Posted: October 14, 2020







Mental Health

Warning: “Normal” life can feel pretty alien once treatment ends. 

Balancing the pressures of your day-to-day routine on TOP of a health crisis? It’s more than anyone is equipped to handle without slipping into a constant state of flight or fight. During treatment, the sheer will to make it through the day can keep you going. 

But what happens once there’s no evidence of disease and that adrenaline stops pumping? Well, it can be tough to move forward! 

Nobody misses cancer, but you might find yourself missing the support of your healthcare team.  Reintegrating into your “old” life isn’t easy. For such a long time, your only mission was “Beat cancer.” Everything else fell second to that goal, and you had a team of professionals cheering you on to reach it. Now, the cheering section feels more distant... there is no doctor outlining exactly what steps you need to take and in which order.

You’re “free”, but you might not feel like it. 

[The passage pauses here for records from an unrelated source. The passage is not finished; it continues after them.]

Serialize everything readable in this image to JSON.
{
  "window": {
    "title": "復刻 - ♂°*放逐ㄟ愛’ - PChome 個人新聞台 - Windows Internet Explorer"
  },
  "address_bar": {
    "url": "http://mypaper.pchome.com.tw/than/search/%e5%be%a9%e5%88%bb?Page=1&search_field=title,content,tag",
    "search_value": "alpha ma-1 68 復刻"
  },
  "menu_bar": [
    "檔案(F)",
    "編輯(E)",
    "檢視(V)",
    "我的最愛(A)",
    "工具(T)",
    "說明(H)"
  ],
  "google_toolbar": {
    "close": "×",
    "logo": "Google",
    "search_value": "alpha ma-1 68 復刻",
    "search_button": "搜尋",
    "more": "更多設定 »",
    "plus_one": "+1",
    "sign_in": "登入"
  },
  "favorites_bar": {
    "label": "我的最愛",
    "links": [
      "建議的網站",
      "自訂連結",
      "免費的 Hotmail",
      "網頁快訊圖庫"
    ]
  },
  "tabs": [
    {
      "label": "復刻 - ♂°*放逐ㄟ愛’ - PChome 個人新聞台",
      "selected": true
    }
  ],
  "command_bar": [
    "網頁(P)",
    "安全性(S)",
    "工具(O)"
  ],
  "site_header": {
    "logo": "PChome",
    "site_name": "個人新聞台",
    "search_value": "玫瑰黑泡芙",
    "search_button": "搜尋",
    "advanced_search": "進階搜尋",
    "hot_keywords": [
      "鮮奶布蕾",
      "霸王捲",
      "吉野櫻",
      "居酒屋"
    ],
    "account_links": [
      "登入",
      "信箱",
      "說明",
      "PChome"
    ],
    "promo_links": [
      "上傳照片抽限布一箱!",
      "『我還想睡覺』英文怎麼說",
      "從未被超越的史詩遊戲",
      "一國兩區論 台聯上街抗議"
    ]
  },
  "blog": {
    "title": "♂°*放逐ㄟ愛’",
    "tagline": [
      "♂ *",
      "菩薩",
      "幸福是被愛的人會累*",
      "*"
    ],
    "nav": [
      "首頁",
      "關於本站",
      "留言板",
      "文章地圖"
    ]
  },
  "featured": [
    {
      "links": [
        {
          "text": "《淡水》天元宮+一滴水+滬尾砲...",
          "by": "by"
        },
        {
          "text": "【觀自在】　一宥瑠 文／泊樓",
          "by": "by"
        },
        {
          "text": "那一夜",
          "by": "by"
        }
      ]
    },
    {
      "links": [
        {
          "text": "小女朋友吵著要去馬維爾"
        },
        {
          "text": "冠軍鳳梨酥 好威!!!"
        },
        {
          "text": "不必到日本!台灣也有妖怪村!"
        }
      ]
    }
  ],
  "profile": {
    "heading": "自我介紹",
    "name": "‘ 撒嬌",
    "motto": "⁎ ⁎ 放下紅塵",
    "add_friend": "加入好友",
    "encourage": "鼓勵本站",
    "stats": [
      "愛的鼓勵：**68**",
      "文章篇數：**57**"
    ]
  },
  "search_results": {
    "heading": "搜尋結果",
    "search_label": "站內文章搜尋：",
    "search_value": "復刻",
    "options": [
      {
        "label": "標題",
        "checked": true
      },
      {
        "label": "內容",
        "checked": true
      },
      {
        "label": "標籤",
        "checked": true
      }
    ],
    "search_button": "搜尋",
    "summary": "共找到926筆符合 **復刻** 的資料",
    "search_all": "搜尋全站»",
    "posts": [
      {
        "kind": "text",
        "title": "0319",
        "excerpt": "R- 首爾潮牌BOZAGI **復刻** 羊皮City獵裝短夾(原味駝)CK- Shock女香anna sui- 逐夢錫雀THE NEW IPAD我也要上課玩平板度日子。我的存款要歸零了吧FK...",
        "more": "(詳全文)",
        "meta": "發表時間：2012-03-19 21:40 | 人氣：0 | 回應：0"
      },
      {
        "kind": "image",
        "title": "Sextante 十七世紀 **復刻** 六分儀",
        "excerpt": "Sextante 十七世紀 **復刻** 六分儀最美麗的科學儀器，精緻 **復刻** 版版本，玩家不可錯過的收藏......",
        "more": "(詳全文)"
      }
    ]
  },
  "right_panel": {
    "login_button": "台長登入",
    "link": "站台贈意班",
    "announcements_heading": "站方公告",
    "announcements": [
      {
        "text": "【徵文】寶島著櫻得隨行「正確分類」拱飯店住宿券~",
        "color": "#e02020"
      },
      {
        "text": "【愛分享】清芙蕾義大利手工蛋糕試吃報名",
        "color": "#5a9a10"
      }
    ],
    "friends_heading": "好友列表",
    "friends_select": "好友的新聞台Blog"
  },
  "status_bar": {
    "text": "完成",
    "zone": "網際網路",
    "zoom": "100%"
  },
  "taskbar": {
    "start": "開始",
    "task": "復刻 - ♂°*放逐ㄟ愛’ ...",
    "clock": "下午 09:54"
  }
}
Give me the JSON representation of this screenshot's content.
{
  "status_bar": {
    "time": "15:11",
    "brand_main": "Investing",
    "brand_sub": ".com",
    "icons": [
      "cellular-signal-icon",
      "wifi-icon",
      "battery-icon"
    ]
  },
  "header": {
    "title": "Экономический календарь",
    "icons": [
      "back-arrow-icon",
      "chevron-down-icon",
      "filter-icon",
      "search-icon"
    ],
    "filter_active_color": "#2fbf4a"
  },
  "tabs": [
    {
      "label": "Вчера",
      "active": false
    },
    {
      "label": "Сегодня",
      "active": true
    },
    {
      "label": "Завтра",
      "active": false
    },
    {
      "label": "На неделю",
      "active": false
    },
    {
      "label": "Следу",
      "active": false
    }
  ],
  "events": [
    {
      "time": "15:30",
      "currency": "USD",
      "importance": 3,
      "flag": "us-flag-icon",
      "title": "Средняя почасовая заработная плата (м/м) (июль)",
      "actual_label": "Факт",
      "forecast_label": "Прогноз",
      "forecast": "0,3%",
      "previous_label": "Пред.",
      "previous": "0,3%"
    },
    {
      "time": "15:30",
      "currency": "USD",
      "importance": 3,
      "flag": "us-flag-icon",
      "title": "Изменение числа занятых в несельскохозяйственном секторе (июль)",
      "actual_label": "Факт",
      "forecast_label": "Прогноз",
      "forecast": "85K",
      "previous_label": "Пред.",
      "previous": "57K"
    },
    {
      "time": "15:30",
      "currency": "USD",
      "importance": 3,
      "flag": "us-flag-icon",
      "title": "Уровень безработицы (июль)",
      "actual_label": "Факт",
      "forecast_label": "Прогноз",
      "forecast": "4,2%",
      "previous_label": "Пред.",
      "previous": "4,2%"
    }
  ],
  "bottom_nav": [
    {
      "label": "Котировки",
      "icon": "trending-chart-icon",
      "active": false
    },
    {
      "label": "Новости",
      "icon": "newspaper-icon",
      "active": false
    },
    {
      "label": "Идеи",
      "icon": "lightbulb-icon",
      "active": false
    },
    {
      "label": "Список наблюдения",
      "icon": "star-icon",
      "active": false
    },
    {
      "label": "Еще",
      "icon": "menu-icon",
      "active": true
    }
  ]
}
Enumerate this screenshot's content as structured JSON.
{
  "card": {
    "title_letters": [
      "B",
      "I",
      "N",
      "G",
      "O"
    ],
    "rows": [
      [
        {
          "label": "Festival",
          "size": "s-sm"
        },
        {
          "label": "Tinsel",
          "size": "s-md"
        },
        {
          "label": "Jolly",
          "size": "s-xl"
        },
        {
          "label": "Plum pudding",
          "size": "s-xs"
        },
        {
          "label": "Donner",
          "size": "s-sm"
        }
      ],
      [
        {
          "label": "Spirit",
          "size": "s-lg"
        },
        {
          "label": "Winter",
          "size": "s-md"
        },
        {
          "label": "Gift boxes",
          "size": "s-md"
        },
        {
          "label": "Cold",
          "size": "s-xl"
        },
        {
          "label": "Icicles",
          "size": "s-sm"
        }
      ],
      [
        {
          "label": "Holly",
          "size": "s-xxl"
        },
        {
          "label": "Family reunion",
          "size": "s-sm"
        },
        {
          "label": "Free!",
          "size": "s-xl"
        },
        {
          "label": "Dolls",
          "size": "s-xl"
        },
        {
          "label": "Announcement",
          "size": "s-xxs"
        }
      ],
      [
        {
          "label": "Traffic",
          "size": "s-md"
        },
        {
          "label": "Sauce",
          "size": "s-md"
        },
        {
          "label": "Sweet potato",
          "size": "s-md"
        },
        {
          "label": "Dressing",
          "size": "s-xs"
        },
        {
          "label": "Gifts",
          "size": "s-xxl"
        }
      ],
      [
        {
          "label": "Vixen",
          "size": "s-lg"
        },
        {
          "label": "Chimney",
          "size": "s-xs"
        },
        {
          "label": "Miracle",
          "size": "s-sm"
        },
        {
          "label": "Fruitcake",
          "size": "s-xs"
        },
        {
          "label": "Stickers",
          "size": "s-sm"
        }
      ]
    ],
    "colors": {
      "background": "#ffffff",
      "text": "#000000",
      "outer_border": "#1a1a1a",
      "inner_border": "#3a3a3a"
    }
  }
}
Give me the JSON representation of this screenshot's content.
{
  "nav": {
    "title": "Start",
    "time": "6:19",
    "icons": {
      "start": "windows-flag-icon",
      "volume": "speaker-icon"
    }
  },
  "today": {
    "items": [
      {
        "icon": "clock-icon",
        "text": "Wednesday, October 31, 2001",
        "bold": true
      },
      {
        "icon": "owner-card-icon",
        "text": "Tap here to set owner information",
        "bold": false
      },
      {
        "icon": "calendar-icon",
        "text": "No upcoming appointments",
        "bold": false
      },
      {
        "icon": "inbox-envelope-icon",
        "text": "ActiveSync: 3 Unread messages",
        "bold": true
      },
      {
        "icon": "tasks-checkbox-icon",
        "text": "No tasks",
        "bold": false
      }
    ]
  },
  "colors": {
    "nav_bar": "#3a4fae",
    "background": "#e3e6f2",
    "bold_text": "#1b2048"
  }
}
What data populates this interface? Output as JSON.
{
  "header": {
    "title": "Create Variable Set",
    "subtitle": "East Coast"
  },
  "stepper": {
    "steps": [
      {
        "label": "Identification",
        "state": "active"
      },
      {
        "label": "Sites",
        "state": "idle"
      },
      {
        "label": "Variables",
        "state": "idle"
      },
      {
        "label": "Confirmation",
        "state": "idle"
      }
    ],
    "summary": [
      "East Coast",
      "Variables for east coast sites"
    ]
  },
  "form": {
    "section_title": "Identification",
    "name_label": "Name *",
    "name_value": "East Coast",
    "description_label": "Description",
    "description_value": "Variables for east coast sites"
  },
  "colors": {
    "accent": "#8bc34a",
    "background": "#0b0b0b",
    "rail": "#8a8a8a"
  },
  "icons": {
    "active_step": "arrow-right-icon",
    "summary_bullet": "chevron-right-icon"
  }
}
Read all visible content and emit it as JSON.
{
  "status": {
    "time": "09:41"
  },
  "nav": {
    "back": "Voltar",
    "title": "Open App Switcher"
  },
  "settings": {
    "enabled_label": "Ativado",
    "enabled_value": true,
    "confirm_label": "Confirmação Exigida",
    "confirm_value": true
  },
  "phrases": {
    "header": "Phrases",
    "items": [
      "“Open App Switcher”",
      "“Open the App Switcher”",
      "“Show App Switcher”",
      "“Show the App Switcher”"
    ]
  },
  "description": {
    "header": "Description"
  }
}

Over and over you ask yourself, “Is this normal? Does everyone feel this way? Will I ever feel like myself again?” Take it from us: YES! You’ll need a support system to get there though. Having someone to lean on who is equipped to understand your struggle and help you through it is so important. That’s what we’re here for, bud!

Even when you think you feel as normal as you ever will again, issues can creep up out of the blue. Maybe you lose your everloving SH*T at not being able to find the TV remote, or you start to find that even things you used to find fun inexplicably put you into a cold sweat. Post-traumatic stress disorder, intimacy issues, or depression don’t always show themselves right after you leave the hospital. Healing isn’t linear that way.  Having someone or a group of people to lean on in the months or even years to come is so important. 

Whether you need advice, encouragement, or just to vent, a support system will be crucial to your healing process.

Peer mentors, support groups, and cancer-specific social networks can be helpful to connect with someone. We’re not saying that “has had cancer” should be a new requirement to be your friend, but it sure helps to have someone to talk to who knows what it’s like. 

Imerman Angels 

Imerman Angels is a free one-on-one cancer support community that matches you with a Mentor Angel. Typically, your angel will be the same age and gender as you, and have faced the same type of cancer, too. (They even match caregivers, too!) You’ll connect with your Mentor Angel online, over the phone, and maybe even in person!